Though the boys made no response, they realized the awful meaning of Stanley’s words, and it was with a dull, heavy ache in their hearts that they sadly left the cabin. As Harry turned back, to pull the door together after him, he got sight of the crow who was hopping up and down on old Jerry’s shoulder, croaking and chattering in a perfect abandonment of mirth, as if in malicious enjoyment of their trouble.

Even the short time they had spent talking with the old man had made a great change out of doors. It was now snowing furiously, and the flakes, instead of falling, were driven straight before the wind which had increased to a gale, here sweeping the ground bare, there piling high white drifts which, to the boys’ excited imaginations, looked in the uncertain light like little mounds heaped over a human body. Twice they started out into the road; twice they were beaten back, and stood breathless in the shelter of the cabin.
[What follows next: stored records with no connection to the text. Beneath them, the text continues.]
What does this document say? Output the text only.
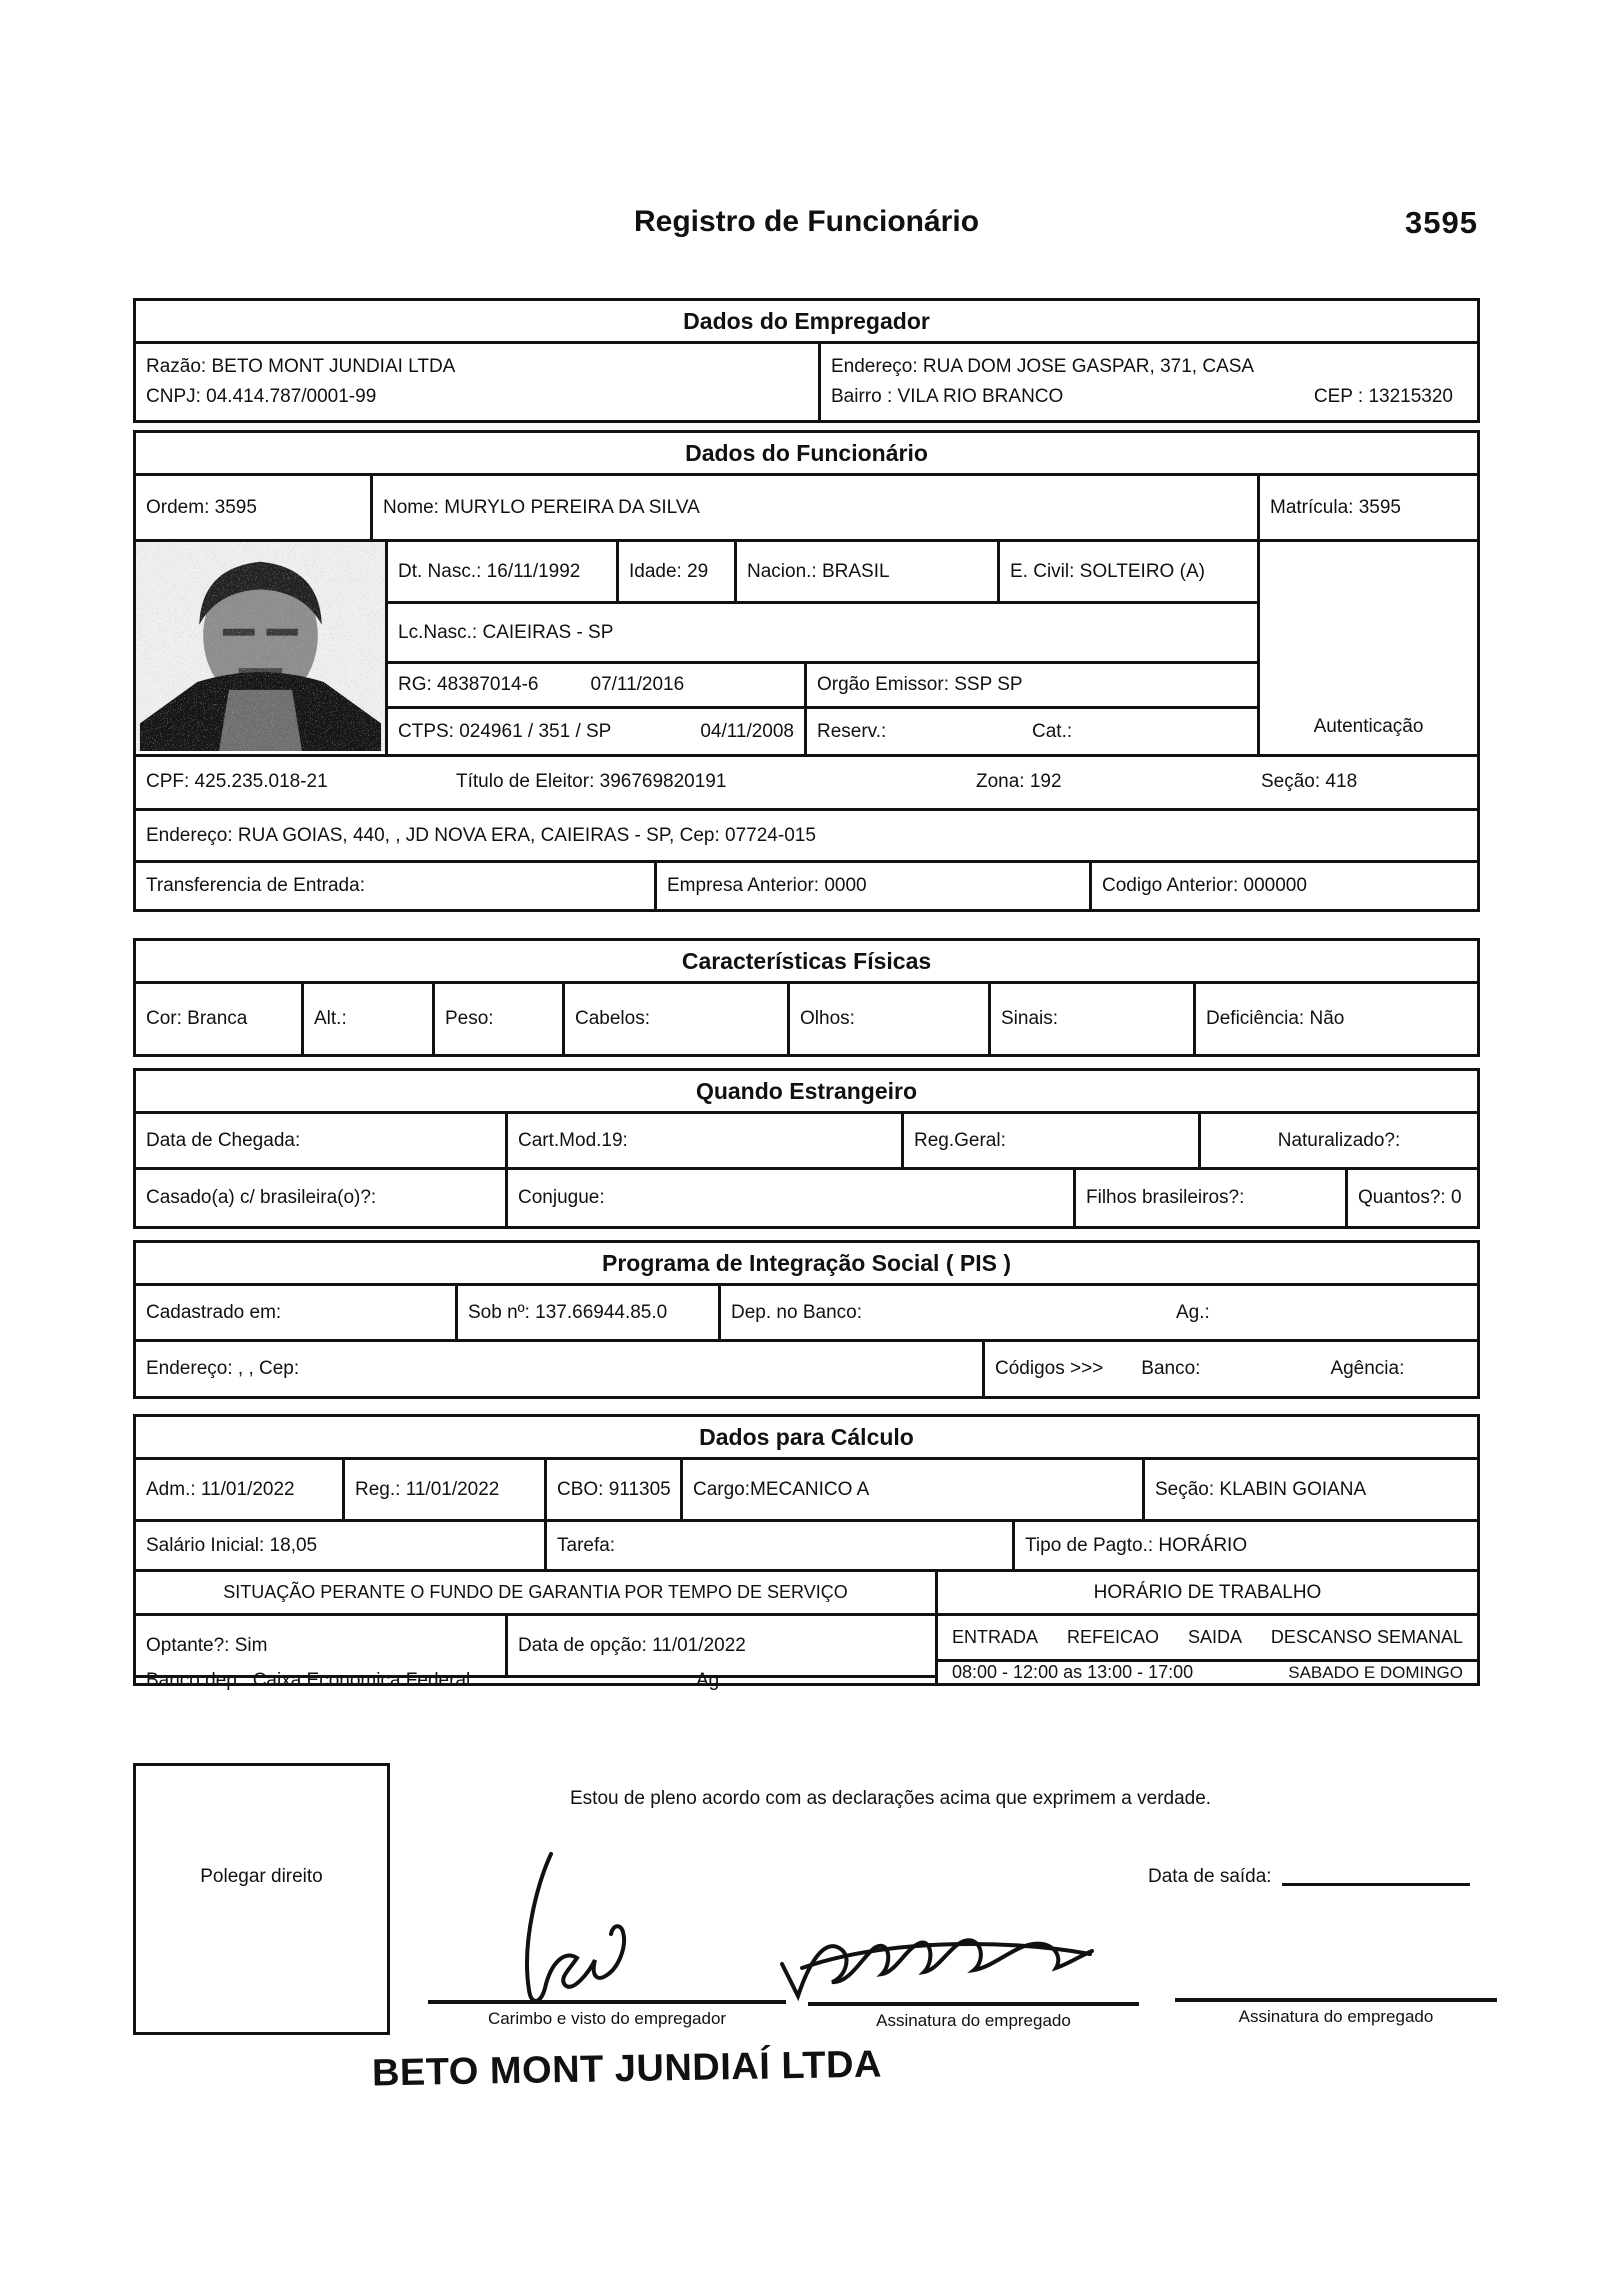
Registro de Funcionário	3595
Dados do Empregador
Razão: BETO MONT JUNDIAI LTDA
CNPJ: 04.414.787/0001-99
Endereço: RUA DOM JOSE GASPAR, 371, CASA
Bairro : VILA RIO BRANCO	CEP : 13215320
Dados do Funcionário
Ordem: 3595	Nome: MURYLO PEREIRA DA SILVA	Matrícula: 3595
Dt. Nasc.: 16/11/1992	Idade: 29	Nacion.: BRASIL	E. Civil: SOLTEIRO (A)
Lc.Nasc.: CAIEIRAS - SP
RG: 48387014-6	07/11/2016	Orgão Emissor: SSP SP
CTPS: 024961 / 351 / SP	04/11/2008 Reserv.:	Cat.:	Autenticação
CPF: 425.235.018-21	Título de Eleitor: 396769820191	Zona: 192	Seção: 418
Endereço: RUA GOIAS, 440, , JD NOVA ERA, CAIEIRAS - SP, Cep: 07724-015
Transferencia de Entrada:	Empresa Anterior: 0000	Codigo Anterior: 000000
Características Físicas
Cor: Branca	Alt.:	Peso:	Cabelos:	Olhos:	Sinais:	Deficiência: Não
Quando Estrangeiro
Data de Chegada:	Cart.Mod.19:	Reg.Geral:	Naturalizado?:
Casado(a) c/ brasileira(o)?:	Conjugue:	Filhos brasileiros?:	Quantos?: 0
Programa de Integração Social ( PIS )
Cadastrado em:	Sob nº: 137.66944.85.0	Dep. no Banco:	Ag.:
Endereço: , , Cep:	Códigos >>> Banco:	Agência:
Dados para Cálculo
Adm.: 11/01/2022	Reg.: 11/01/2022	CBO: 911305	Cargo:MECANICO A	Seção: KLABIN GOIANA
Salário Inicial: 18,05	Tarefa:	Tipo de Pagto.: HORÁRIO
SITUAÇÃO PERANTE O FUNDO DE GARANTIA POR TEMPO DE SERVIÇO
Optante?: Sim	Data de opção: 11/01/2022
Banco dep.: Caixa Economica Federal	Ag.:
HORÁRIO DE TRABALHO
ENTRADA REFEICAO SAIDA DESCANSO SEMANAL
08:00 - 12:00 as 13:00 - 17:00	SABADO E DOMINGO
Polegar direito
Estou de pleno acordo com as declarações acima que exprimem a verdade.
Data de saída:
Carimbo e visto do empregador	Assinatura do empregado	Assinatura do empregado
BETO MONT JUNDIAÍ LTDA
Then Louis said, as he shut his teeth tightly together, to steady his voice,—

“This won’t do, come on.”

On and on they struggled, peering this way and that, now and again stopping to call the child’s name, then pressing onward once more. At length Stanley halted.

“You’ll have to leave me, boys,” he panted. “I can’t go on any farther.”

“You must,” said Harry decidedly. “It’s sure death to stop here. Wing, you take hold one side of him, and I will the other. Steady, old fellow; keep up your courage and try again. We’ll get to a house soon.”

Yielding to their encouragement, Stanley made another effort, and the three boys went on, arm in arm, floundering through the drifts which were every moment growing deeper. The road had come out into the open fields again, and it was becoming difficult to keep in the track, while, to add to the danger of getting lost, the early winter twilight was settling down around them and they could see but a few paces ahead. Stanley’s steps were growing more and more uncertain, and the other boys staggered under the weight of supporting him. Their very eyelids were pressed together with the sweep of the snow, and it was well-nigh impossible for them to glance up, as they plodded onward, with only chance—or a higher, unseen power, to guide them.

All at once, Harry stopped abruptly.

“Listen!” he exclaimed.

They listened and heard, close at hand, the welcome sound of a dog’s bark.